Resilience: Learn strategies to ensure and thrive through writing planning for dissertations and theses and managing mental health as a graduate student.

Engagement: Learn strategies for effective communication, networking, and active involvement in the workplace, classroom and community.

Professionalism: Learn and maintain the highest professional standards in teaching, research and publishing.

These workshops are free and open to all graduate students in all disciplines.

If you are interested in more information or if you have a request for a particular workshop topic, please email Ellen Tilden at gcos@binghamton.edu.

Below is our FALL 2021 workshop schedule: 

Getting Ready for Fall - Part I: Set Your Writing Project Goals
Friday, September 10, Noon - 1:00 p.m.
Online (via Zoom)
Robert Danberg, Coordinator of Campus-Wide Writing Support, The Writing Initiative

Register here.

In Part One of this two-part series of guided workshops, you’ll do a step-by-step review of your current writing and research project. You’ll review the current status of the project and begin the process of breaking the project down into tasks and actions. Then, you’ll review those tasks and actions so that you can identify your priorities and goals for your work this semester.  We will also discuss how to sustain yourself (maintain energy, maintain motivation, face setbacks) over the course of a long project.

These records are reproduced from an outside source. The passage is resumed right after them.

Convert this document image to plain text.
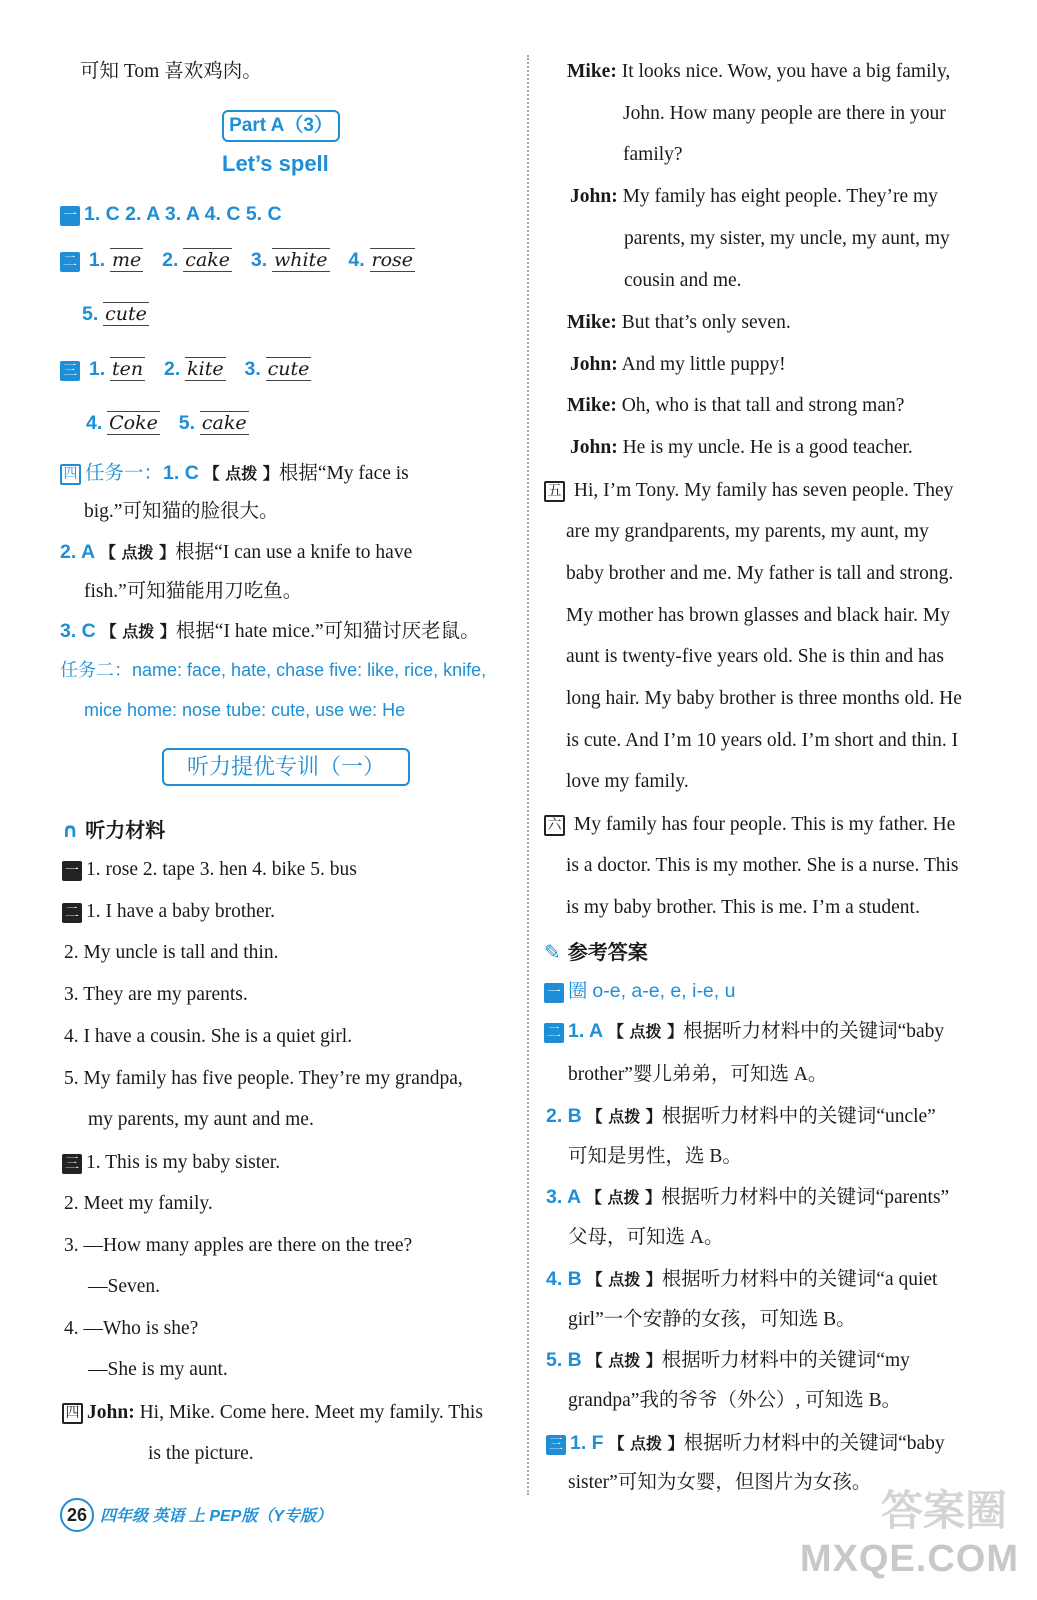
可知 Tom 喜欢鸡肉。
Part A（3）
Let’s spell
一 1. C 2. A 3. A 4. C 5. C
二 1. me 2. cake 3. white 4. rose
5. cute
三 1. ten 2. kite 3. cute
4. Coke 5. cake
四 任务一：1. C 【 点拨 】根据“My face is
big.”可知猫的脸很大。
2. A 【 点拨 】根据“I can use a knife to have
fish.”可知猫能用刀吃鱼。
3. C 【 点拨 】根据“I hate mice.”可知猫讨厌老鼠。
任务二：name: face, hate, chase five: like, rice, knife,
mice home: nose tube: cute, use we: He
听力提优专训（一）
∩ 听力材料
一 1. rose 2. tape 3. hen 4. bike 5. bus
二 1. I have a baby brother.
2. My uncle is tall and thin.
3. They are my parents.
4. I have a cousin. She is a quiet girl.
5. My family has five people. They’re my grandpa,
my parents, my aunt and me.
三 1. This is my baby sister.
2. Meet my family.
3. —How many apples are there on the tree?
—Seven.
4. —Who is she?
—She is my aunt.
四 John: Hi, Mike. Come here. Meet my family. This
is the picture.
Mike: It looks nice. Wow, you have a big family,
John. How many people are there in your
family?
John: My family has eight people. They’re my
parents, my sister, my uncle, my aunt, my
cousin and me.
Mike: But that’s only seven.
John: And my little puppy!
Mike: Oh, who is that tall and strong man?
John: He is my uncle. He is a good teacher.
五 Hi, I’m Tony. My family has seven people. They
are my grandparents, my parents, my aunt, my
baby brother and me. My father is tall and strong.
My mother has brown glasses and black hair. My
aunt is twenty-five years old. She is thin and has
long hair. My baby brother is three months old. He
is cute. And I’m 10 years old. I’m short and thin. I
love my family.
六 My family has four people. This is my father. He
is a doctor. This is my mother. She is a nurse. This
is my baby brother. This is me. I’m a student.
✎ 参考答案
一 圈 o-e, a-e, e, i-e, u
二 1. A 【 点拨 】根据听力材料中的关键词“baby
brother”婴儿弟弟，可知选 A。
2. B 【 点拨 】根据听力材料中的关键词“uncle”
可知是男性，选 B。
3. A 【 点拨 】根据听力材料中的关键词“parents”
父母，可知选 A。
4. B 【 点拨 】根据听力材料中的关键词“a quiet
girl”一个安静的女孩，可知选 B。
5. B 【 点拨 】根据听力材料中的关键词“my
grandpa”我的爷爷（外公）, 可知选 B。
三 1. F 【 点拨 】根据听力材料中的关键词“baby
sister”可知为女婴，但图片为女孩。
26 四年级 英语 上 PEP版（Y专版）	答案圈
MXQE.COM
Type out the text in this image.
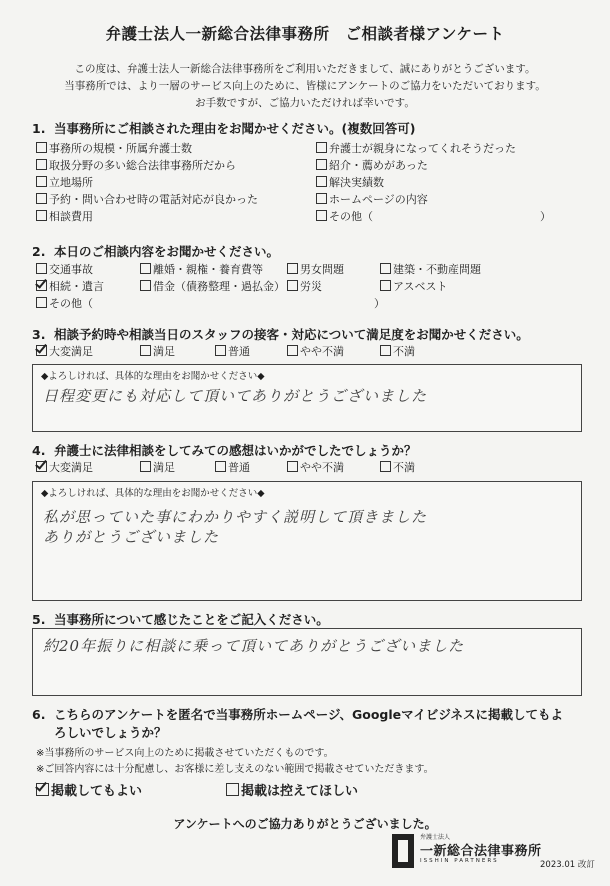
弁護士法人一新総合法律事務所　ご相談者様アンケート
この度は、弁護士法人一新総合法律事務所をご利用いただきまして、誠にありがとうございます。
当事務所では、より一層のサービス向上のために、皆様にアンケートのご協力をいただいております。
お手数ですが、ご協力いただければ幸いです。
1. 当事務所にご相談された理由をお聞かせください。(複数回答可)
事務所の規模・所属弁護士数	弁護士が親身になってくれそうだった
取扱分野の多い総合法律事務所だから	紹介・薦めがあった
立地場所	解決実績数
予約・問い合わせ時の電話対応が良かった	ホームページの内容
相談費用	その他（	）
2. 本日のご相談内容をお聞かせください。
交通事故	離婚・親権・養育費等	男女問題	建築・不動産問題
相続・遺言	借金（債務整理・過払金）	労災	アスベスト
その他（	）
3. 相談予約時や相談当日のスタッフの接客・対応について満足度をお聞かせください。
大変満足	満足	普通	やや不満	不満
◆よろしければ、具体的な理由をお聞かせください◆
日程変更にも対応して頂いてありがとうございました
4. 弁護士に法律相談をしてみての感想はいかがでしたでしょうか？
大変満足	満足	普通	やや不満	不満
◆よろしければ、具体的な理由をお聞かせください◆
私が思っていた事にわかりやすく説明して頂きました
ありがとうございました
5. 当事務所について感じたことをご記入ください。
約20年振りに相談に乗って頂いてありがとうございました
6. こちらのアンケートを匿名で当事務所ホームページ、Googleマイビジネスに掲載してもよ
ろしいでしょうか？
※当事務所のサービス向上のために掲載させていただくものです。
※ご回答内容には十分配慮し、お客様に差し支えのない範囲で掲載させていただきます。
掲載してもよい	掲載は控えてほしい
アンケートへのご協力ありがとうございました。
弁護士法人
一新総合法律事務所
ISSHIN PARTNERS	2023.01 改訂
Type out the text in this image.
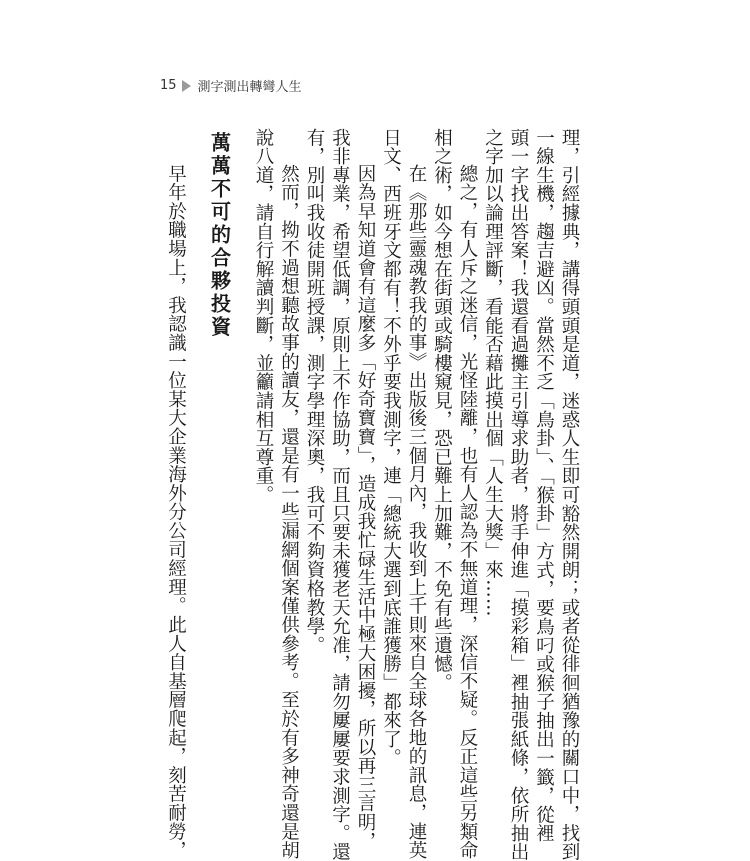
15 測字測出轉彎人生
理，引經據典，講得頭頭是道，迷惑人生即可豁然開朗；或者從徘徊猶豫的關口中，找到
一線生機，趨吉避凶。當然不乏「鳥卦」、「猴卦」方式，要鳥叼或猴子抽出一籤，從裡
頭一字找出答案！我還看過攤主引導求助者，將手伸進「摸彩箱」裡抽張紙條，依所抽出
之字加以論理評斷，看能否藉此摸出個「人生大獎」來……
總之，有人斥之迷信，光怪陸離，也有人認為不無道理，深信不疑。反正這些另類命
相之術，如今想在街頭或騎樓窺見，恐已難上加難，不免有些遺憾。
在《那些靈魂教我的事》出版後三個月內，我收到上千則來自全球各地的訊息，連英
日文、西班牙文都有！不外乎要我測字，連「總統大選到底誰獲勝」都來了。
因為早知道會有這麼多「好奇寶寶」，造成我忙碌生活中極大困擾，所以再三言明，
我非專業，希望低調，原則上不作協助，而且只要未獲老天允准，請勿屢屢要求測字。還
有，別叫我收徒開班授課，測字學理深奧，我可不夠資格教學。
然而，拗不過想聽故事的讀友，還是有一些漏網個案僅供參考。至於有多神奇還是胡
說八道，請自行解讀判斷，並籲請相互尊重。
萬萬不可的合夥投資
早年於職場上，我認識一位某大企業海外分公司經理。此人自基層爬起，刻苦耐勞，
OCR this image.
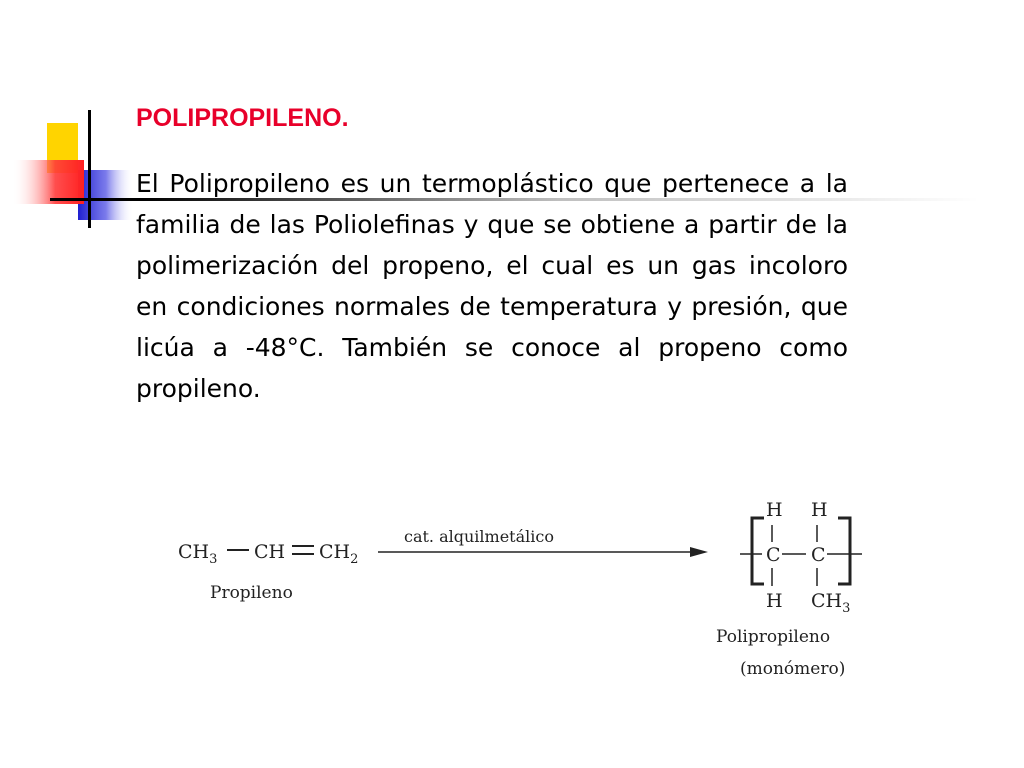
POLIPROPILENO.

El Polipropileno es un termoplástico que pertenece a la familia de las Poliolefinas y que se obtiene a partir de la polimerización del propeno, el cual es un gas incoloro en condiciones normales de temperatura y presión, que licúa a -48°C. También se conoce al propeno como propileno.

$CH_3$ CH $CH_2$
Propileno
cat. alquilmetálico
H H
C C
H $CH_3$
Polipropileno
(monómero)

Getting Ready for Fall - Part II: Map Your Goals to Time
Friday, September 17, Noon - 1:00 p.m.
Online (via Zoom)
Robert Danberg, Coordinator of Campus-Wide Writing Support, The Writing Initiative

Register here.

In Part Two of this two-part series of guided workshops, you’ll explore how you can map your priorities and goals to the time available.  We will do a step-by-step review of your time commitments so that you can identify the best times for you to write. We will discuss how to organize your writing sessions so that you can use your time well and discuss strategies that help writers maintain motivation and maintain a sense of control over the process, such as routine reflection.  We’ll continue a discussion of how to prioritize sustaining yourself even when you feel as though you have no time.

Teaching Assistant (TA) Training Workshop
Friday, October 1, Noon - 2:00 p.m.
Online (via Zoom)
Andrea MacArgel & Cherie Vanputten, Center for Learning and Teaching (CLT)

Join us to learn more about improving your teaching skills, overcoming common classroom issues, and developing active learning strategies for your students.

Registration is now closed.

Defining Your Teaching Philosophy
Friday, October 8, Noon - 1:00 p.m.
Online (via Zoom)
Robert Danberg, Coordinator of Campus-Wide Writing Support, The Writing Initiative

Register here.

When graduate students face the prospect of writing the Teaching Philosophy Statement, they often realize that they’ve never quite worked out their philosophy of teaching.

In this workshop, we’ll look at questions to ask yourself about how you approach teaching and how you understand the goals of teaching in your discipline. We’ll explore some resources about teaching that can help you clarify your thinking. This is a workshop for graduate students at any stage in their program or teaching career. 

Writing Your Teaching Philosophy Statement
Friday, November 12, Noon - 1:00 p.m.
Online (via Zoom)
Robert Danberg, Coordinator of Campus-Wide Writing Support, The Writing Initiative

Register here.

In this workshop, we’ll look at some common approaches to teaching philosophy statements that can be helpful across disciplines. We’ll discuss models for the final product, and focus on how to explain and portray your philosophy in compelling ways.